Dual action pumps use two separate pumping chambers per drive rod. On the forward stroke, it pushes fluid out of the first chamber, and draws fluid into the other. On the back stroke, it the draws water into the first chamber and pushes fluid out of the other.
Dual Action Plunger Pump Concepts
Dual action pumps use either a swab on a piston rod, a piston, or two plungers. When two separate plungers or pistons are used, both of them move in unison, in the same direction as the drive rod. Although different designs allow for different configurations, the basic concept is shown below.
Dual Action Piston Pump Operation
In this instance, packing is used to seal the pumping chamber around the piston rod. Additional sealing is required around the piston to prevent fluid from flowing around the piston.
Note that a double action piston pump with the above configuration shares one of the pumping chambers with the drive rod. The shared volume reduces the output volume and pressure of this chamber. In many designs, it is considered negligible and factored into the pump’s overall maximum pressure and flow rating. In a double action plunger pump with the configuration shown below, both chambers are able to reach equal pressures and flow rates.
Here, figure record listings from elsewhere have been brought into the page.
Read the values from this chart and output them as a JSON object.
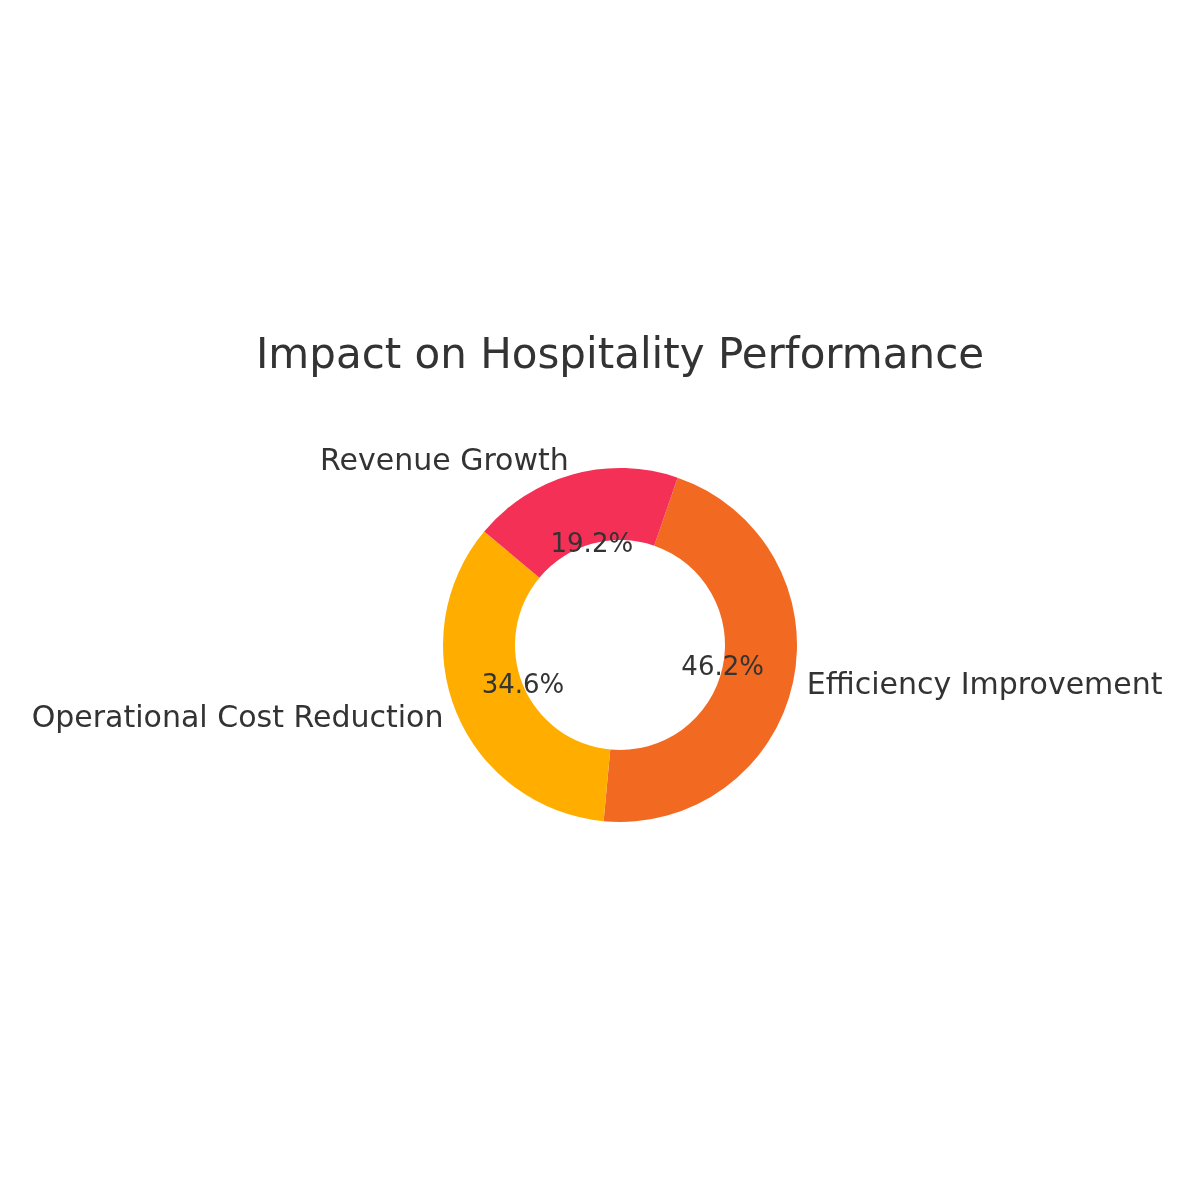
{
  "chart_data": {
    "type": "donut",
    "title": "Impact on Hospitality Performance",
    "categories": [
      "Efficiency Improvement",
      "Operational Cost Reduction",
      "Revenue Growth"
    ],
    "values": [
      46.2,
      34.6,
      19.2
    ],
    "colors": [
      "#f26a22",
      "#ffae00",
      "#f53056"
    ],
    "value_labels": [
      "46.2%",
      "34.6%",
      "19.2%"
    ]
  }
}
Double Action Plunger Pump Operation
Since double acting pumps are designed to produce pressure on both a “push” and a “pull” stroke, wear is different than in single acting pumps. The forces variations seen within the power end increase per revolution of the crankshaft. Power ends of dual acting pumps are generally designed slightly larger than single acting pumps of the same horsepower rating. This larger size is able to withstand wear and increase the life expectancy of the pump.
Dual acting pumps are most commonly found as a duplex pump design.They can also be found in other reciprocating pump sizes, but are generally less common.